I'm going to follow to introduce myself and my project and where I am up to.
I'm Andrew Price, a Computer Science Honours student from the University of
Adelaide in South Australia. For SoC 2011 I will be
adding stereoscopic (3D!) support to VLC. I posted a much larger proposal
(several pages long) a while ago on the mailing list with a really in-depth
description of my project.
For the first stage I'm working on getting side-by-side 3D (SBS) videos
working with the nVidia 3D Vision Kit on Windows. Eventually I will support
alternative input formats and different display formats (eventually support
the red/cyan anaglyph glasses and 3D TVs).
Right now I'm focusing purely on the nVidia 3D Vision shutter glasses for
the first stage of my project. It was actually really simple to get this
working straight away on Windows in VLC using the NVAPI with the Direct3D
video output module. However, this requires statically linking to the NVAPI
SDK library and violates the GPL so unfortunately I can't provide the code
just yet (I can release screen-shots to prove it's working). The NVAPI is
also Windows only so another solution will be needed to support the nVidia
glasses for other platforms. I'll talk about the last problem first, then
about solving the licensing problem.
The official nVidia NVAPI SDK, which is used for controlling nVidia hardware
(reading hardware monitors, overclocking, enabling 3d, etc) is a Windows
only API. I eventually want to support Linux and OS X, so I did some
research into this and came across this interesting post:
http://users.csc.calpoly.edu/~rsomers/cpe572/index.html
I found the GPL'd libnvstusb (http://sourceforge.net/projects/libnvstusb/)

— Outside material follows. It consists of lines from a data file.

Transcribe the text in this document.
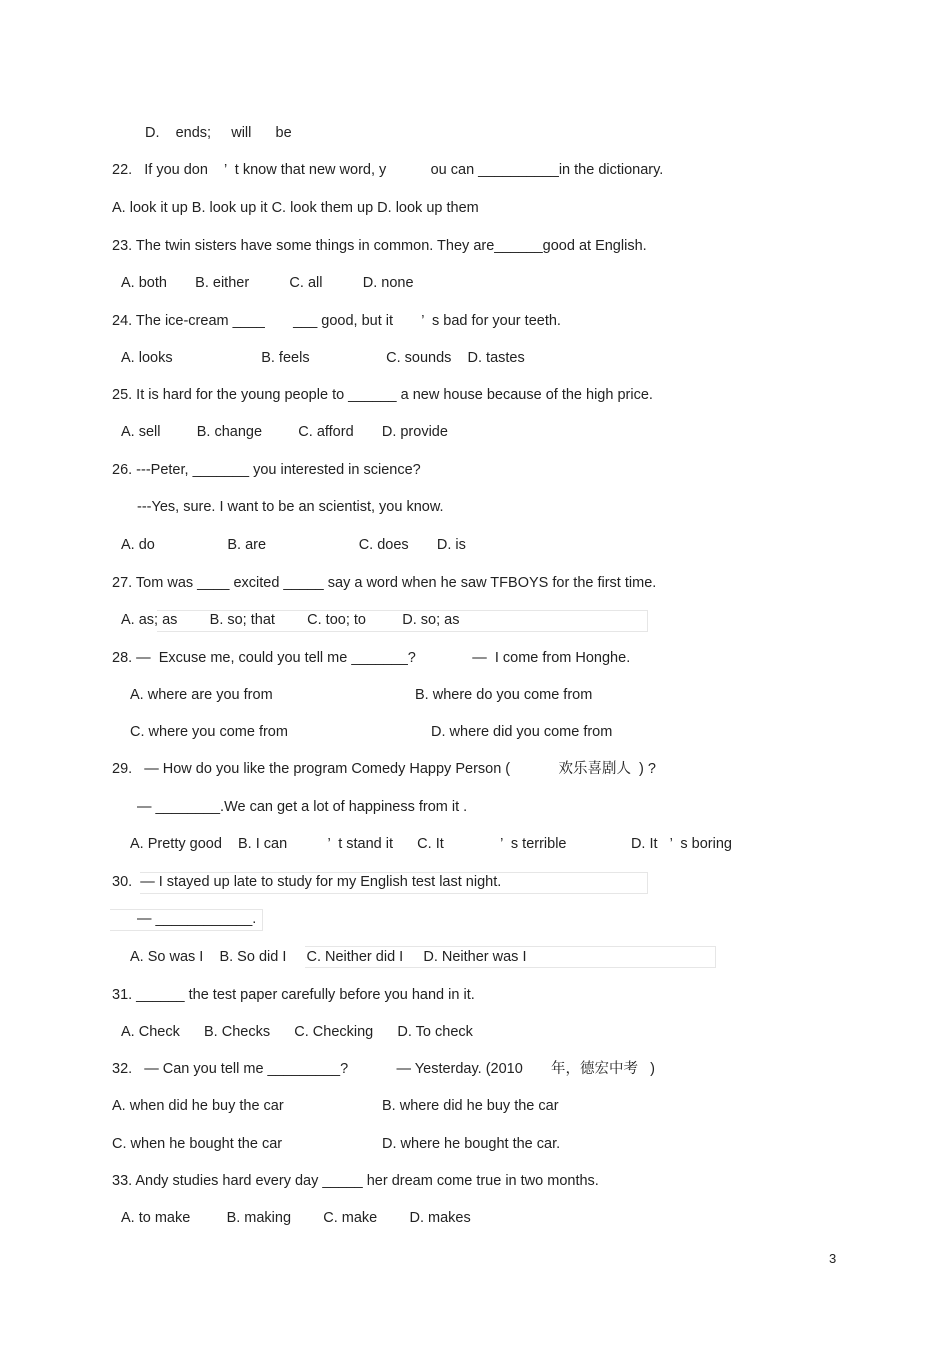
D.    ends;     will      be
22.   If you don    ’  t know that new word, y           ou can __________in the dictionary.
A. look it up B. look up it C. look them up D. look up them
23. The twin sisters have some things in common. They are______good at English.
A. both       B. either          C. all          D. none
24. The ice-cream ____       ___ good, but it       ’  s bad for your teeth.
A. looks                      B. feels                   C. sounds    D. tastes
25. It is hard for the young people to ______ a new house because of the high price.
A. sell         B. change         C. afford       D. provide
26. ---Peter, _______ you interested in science?
---Yes, sure. I want to be an scientist, you know.
A. do                  B. are                       C. does       D. is
27. Tom was ____ excited _____ say a word when he saw TFBOYS for the first time.
A. as; as        B. so; that        C. too; to         D. so; as
28. —  Excuse me, could you tell me _______?              —  I come from Honghe.
A. where are you from	B. where do you come from
C. where you come from	D. where did you come from
29.   — How do you like the program Comedy Happy Person (            欢乐喜剧人  ) ?
— ________.We can get a lot of happiness from it .
A. Pretty good    B. I can          ’  t stand it      C. It              ’  s terrible                D. It   ’  s boring
30.  — I stayed up late to study for my English test last night.
— ____________.
A. So was I    B. So did I     C. Neither did I     D. Neither was I
31. ______ the test paper carefully before you hand in it.
A. Check      B. Checks      C. Checking      D. To check
32.   — Can you tell me _________?            — Yesterday. (2010       年，德宏中考   )
A. when did he buy the car	B. where did he buy the car
C. when he bought the car	D. where he bought the car.
33. Andy studies hard every day _____ her dream come true in two months.
A. to make         B. making        C. make        D. makes
3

that allows you to manually control the USB dongle that controls the shutter
glasses. The driver is cross-platform and based on libusb. Unlike NVAPI,
there is no automatic synchronization so it'll require a dedicate thread
that is flipping the glasses at the refresh rate of the screen at the exact
point it refreshes.
To use libusb on Windows it requires a libusb driver to be installed. I
tried to install the libusb driver for the nVidia 3D Vision dongle but
Windows forces you to uninstall the actual 3D Vision driver since you can't
have more than one driver attached to the same USB device installed at the
same time. I think libusb will be great on Linux and OS X, but not practical
on Windows since it means the user will have to swap drivers each time they
want to watch a video, then swap back to use the glasses for another
purpose. I will eventually support libusb for Linux and OS X and as an
alternative to NVAPI for Windows.
For Windows, I want users to be able to start VLC and suddenly be able to
use their 3D glasses without going through the long process of uinstalling
and swapping drivers. The NVAPI SDK lets me do this, but requires linking to
a proprietary library (nvapi.lib/nvapi,h) so VLC will be shipping
with proprietary code which violates the GPL.

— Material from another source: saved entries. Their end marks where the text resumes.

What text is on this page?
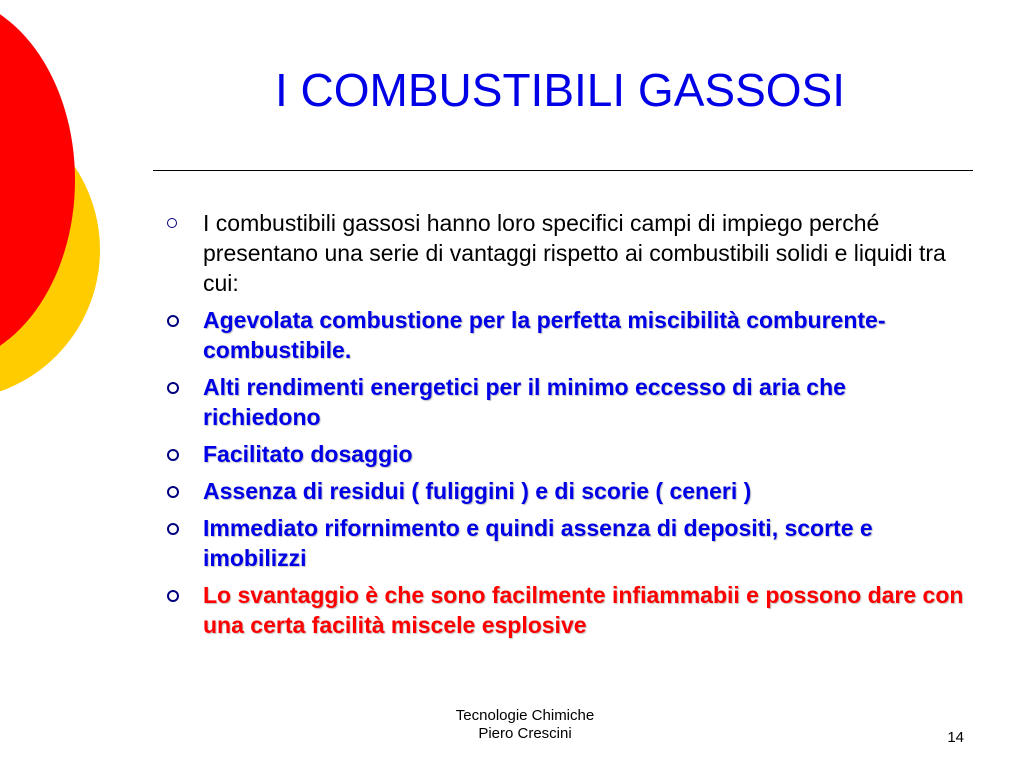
I COMBUSTIBILI GASSOSI
I combustibili gassosi hanno loro specifici campi di impiego perché presentano una serie di vantaggi rispetto ai combustibili solidi e liquidi tra cui:
Agevolata combustione per la perfetta miscibilità comburente-combustibile.
Alti rendimenti energetici per il minimo eccesso di aria che richiedono
Facilitato dosaggio
Assenza di residui ( fuliggini ) e di scorie ( ceneri )
Immediato rifornimento e quindi assenza di depositi, scorte e imobilizzi
Lo svantaggio è che sono facilmente infiammabii e possono dare con una certa facilità miscele esplosive
Tecnologie Chimiche
Piero Crescini	14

I've discovered that the nVidia display drivers install 'nvapi.dll' in to
the system. nvapi.dll exposes one symbol: nvapi_QueryInterface which can be
used to get pointers to the methods for enabling the shutter glasses. It's
possible that I could dynamically load nvapi.dll and avoid using and linking
with the NVAPI SDK altogether. Since nvapi.dll is a system library that is
already installed, I believe dynamically loading it doesn't not violate the
GPL because VLC will not ship with or contain any proprietary code. This is
the same way VLC loads the Direct3D library without violating the GPL. If
nvapi.dll is not found then we can use libnvstusb as a backup driver.
In the upcoming weeks I'm going to experiment with dynamically loading
nvapi.dll and querying for and using the functions to enable the 3D shutter
glasses without having to link to any proprietary code or use the NVAPI
headers. This will involve a lot of trial and error so I'll work on this in
a test program before moving it into VLC.
I think it'll be a good idea if I started a blog to post regularly updates
of my progress on rather than the mailing list. Does anybody have a
suggestion on where I should host a blog? I still have a couple of weeks of
my studies left (our winter break hasn't started in the southern hemisphere
yet) and then my exams (I only have 2!).
Good luck everyone on their SoC projects!